It is important for the students to distinguish between the two concepts of heat and radiation [11], while understanding that hot objects emit thermal radiation. Therefore, the activity involved measurements of the IR radiation emitted by bodies at different temperatures with a radiometer.

3.

IR radiation must be distinguished from visible radiation, as must the behaviours of a material interacting with different kind of radiation. In fact, it turns out that typically high school students do not know how the matter–radiation interaction depends on the frequency of the radiation. For this, a qualitative experiment involving the vision of IR radiation emitted by a remote control by means of a digital camera was conceived; moreover, it was shown how materials that are transparent to visible light can be opaque to the IR and vice versa.

4.

The abovementioned pieces must then be put together to understand that the GHE is radiative in nature. This involves a qualitative analysis of the spectrum of radiation.

5.

The GHE and the subsequent global warming can finally be understood by means of a model of energy fluxes. For this, the model of an actual greenhouse can be studied.

6.

The results obtained with high school students [40] show a strong decrease in the number of students explaining the GHE with thermal isolation only, while the number of students using the fact that absorption and emission are different for visible light and the IR increased. However, the latter increase was only of about 50%. Thus, in the subsequent redesign of the sequence, some of the cognitive steps were detailed with more care.

3.3.2. Version One

Version 1 was proposed in the academic years 2017–2018 and 2018–2019 and was characterized by a greater emphasis on the experimental aspects. The sequence was divided in conceptual areas and sub-areas, each of which was the focus of some activity and experiment based. Some of the proposed experiments were quantitative, involving detailed data analysis. Additionally, the TLS is supplemented by several simulations, e.g., PhET [41]. Simulations were used to discuss the microscopic aspect of light–matter interaction, which is of course outside the scope of feasible experiments. Compared with the previous version, version 1 involved simpler and cheaper instrumentation, with the aim of meeting the constraints of a typical high school laboratory. This included a massive use of the sensors provided by common smartphones, in a BYOD (Bring Your Own Device) perspective, and an IR camera, in place of the radiometer. Finally, every step was based on the Predict-Observe-Explain (POE) strategy [42]: students were requested to make predictions or to explain their ideas on a given phenomenon; then, experiments were performed and interpreted, comparing the predictions with the observations and with data, when available.

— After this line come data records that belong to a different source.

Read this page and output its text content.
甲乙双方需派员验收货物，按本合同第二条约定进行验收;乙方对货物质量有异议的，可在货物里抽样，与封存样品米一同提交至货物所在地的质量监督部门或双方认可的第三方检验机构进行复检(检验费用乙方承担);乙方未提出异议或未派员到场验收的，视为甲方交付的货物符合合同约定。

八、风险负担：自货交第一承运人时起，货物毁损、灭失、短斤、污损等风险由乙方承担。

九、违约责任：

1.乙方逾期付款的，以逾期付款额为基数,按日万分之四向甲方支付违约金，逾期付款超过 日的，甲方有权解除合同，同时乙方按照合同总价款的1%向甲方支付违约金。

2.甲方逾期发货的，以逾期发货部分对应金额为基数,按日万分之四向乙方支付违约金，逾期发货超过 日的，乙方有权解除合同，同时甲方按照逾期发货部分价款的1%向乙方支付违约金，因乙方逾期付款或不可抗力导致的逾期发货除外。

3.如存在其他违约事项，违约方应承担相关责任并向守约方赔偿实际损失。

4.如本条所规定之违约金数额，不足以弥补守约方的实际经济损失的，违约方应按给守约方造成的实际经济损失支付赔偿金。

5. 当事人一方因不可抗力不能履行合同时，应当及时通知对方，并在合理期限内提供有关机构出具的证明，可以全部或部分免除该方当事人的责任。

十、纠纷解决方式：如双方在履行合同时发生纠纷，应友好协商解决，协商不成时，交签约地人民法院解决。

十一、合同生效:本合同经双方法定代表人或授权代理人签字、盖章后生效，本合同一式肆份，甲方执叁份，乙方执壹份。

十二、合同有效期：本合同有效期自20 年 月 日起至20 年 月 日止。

Having realized that several conceptual nodes of the greenhouse effect revolve around the basic issue of absorption and reemission of radiation, the first part of the TLS revolved around a central experiment, which concerned Beer’s law [43]. Additionally, a common thread through the whole TLS was constituted by energy conservation: new conceptual steps were motivated by apparent violations of this principle, as evidenced by experiments.

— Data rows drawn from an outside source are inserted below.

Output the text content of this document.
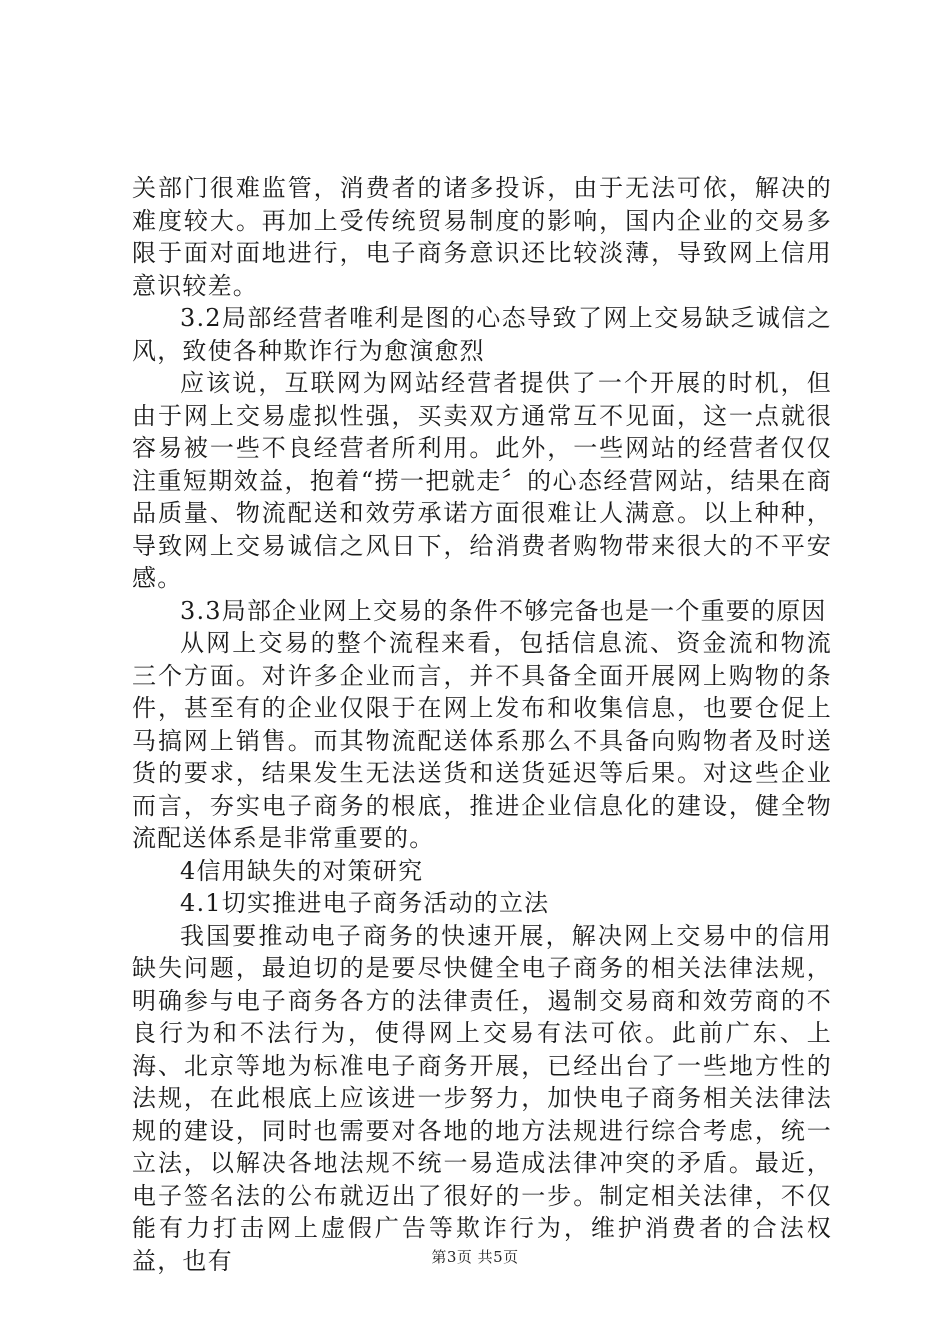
关部门很难监管，消费者的诸多投诉，由于无法可依，解决的难度较大。再加上受传统贸易制度的影响，国内企业的交易多限于面对面地进行，电子商务意识还比较淡薄，导致网上信用意识较差。

3.2局部经营者唯利是图的心态导致了网上交易缺乏诚信之风，致使各种欺诈行为愈演愈烈

应该说，互联网为网站经营者提供了一个开展的时机，但由于网上交易虚拟性强，买卖双方通常互不见面，这一点就很容易被一些不良经营者所利用。此外，一些网站的经营者仅仅注重短期效益，抱着“捞一把就走〞的心态经营网站，结果在商品质量、物流配送和效劳承诺方面很难让人满意。以上种种，导致网上交易诚信之风日下，给消费者购物带来很大的不平安感。

3.3局部企业网上交易的条件不够完备也是一个重要的原因

从网上交易的整个流程来看，包括信息流、资金流和物流三个方面。对许多企业而言，并不具备全面开展网上购物的条件，甚至有的企业仅限于在网上发布和收集信息，也要仓促上马搞网上销售。而其物流配送体系那么不具备向购物者及时送货的要求，结果发生无法送货和送货延迟等后果。对这些企业而言，夯实电子商务的根底，推进企业信息化的建设，健全物流配送体系是非常重要的。

4信用缺失的对策研究

4.1切实推进电子商务活动的立法

我国要推动电子商务的快速开展，解决网上交易中的信用缺失问题，最迫切的是要尽快健全电子商务的相关法律法规，明确参与电子商务各方的法律责任，遏制交易商和效劳商的不良行为和不法行为，使得网上交易有法可依。此前广东、上海、北京等地为标准电子商务开展，已经出台了一些地方性的法规，在此根底上应该进一步努力，加快电子商务相关法律法规的建设，同时也需要对各地的地方法规进行综合考虑，统一立法，以解决各地法规不统一易造成法律冲突的矛盾。最近，电子签名法的公布就迈出了很好的一步。制定相关法律，不仅能有力打击网上虚假广告等欺诈行为，维护消费者的合法权益，也有	第3页 共5页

The first experiment was performed by using a tray filled with water and soap, as a playground in which all the main optical phenomena, namely reflection, refraction, absorption, and diffusion were observed. Then, Beer’s law was investigated in a similar setting, in which a beaker was used, and in which soap was gradually poured into water. The quantity of light that passed through was measured using a smartphone. By considering light of different colours, the idea that absorption is wavelength-dependent was introduced. The investigation of Beer’s law was finally completed by the PhET simulation “Beer’s law”.

The second experiment started from the observation that Beer’s law involves an apparent violation of the principle of energy conservation. This conundrum is resolved by switching to the microscopic point of view on light–matter interaction, with the appropriate PhET simulation, “Molecules and Light”. This led to two experiments on elastic and anelastic diffusion, using milk dissolved in water and fluorescence, respectively. The aim of these experiments was to explain the energy loss as due to scattered light and to an increase in the temperature of the medium. The latter hypothesis was validated by a further experiment, where the temperature of a dark object put under a lamp was measured. This experiment was quite crucial, since it allowed us to include several important physical ingredients of the GHE: albedo, radiative transfer, and equilibrium temperature in the presence of radiative transfer. To complete the first part of the TLS, black-body radiation was investigated. In particular, the Stefan–Boltzmann law was tackled with an experiment involving a Leslie cube, while the Wien displacement law was studied by the PhET simulation “Blackbody radiation”.

The second part of the TLS consisted in the construction of a model for the Earth’s climate. A first, provisional model paralleled the experiment with a dark body under a lamp, with the Earth playing the role of the body and the Sun playing the role of the lamp. The nit is showing how this model is not correct, since the prevision it makes for the equilibrium temperature is not compatible with the measured average temperature of the Earth. This was the starting point for building a more elaborate model, also involving the atmosphere and the GHE, which allows for a much better quantitative prediction for the temperature. The TLS was completed with the PhET simulation on the GHE.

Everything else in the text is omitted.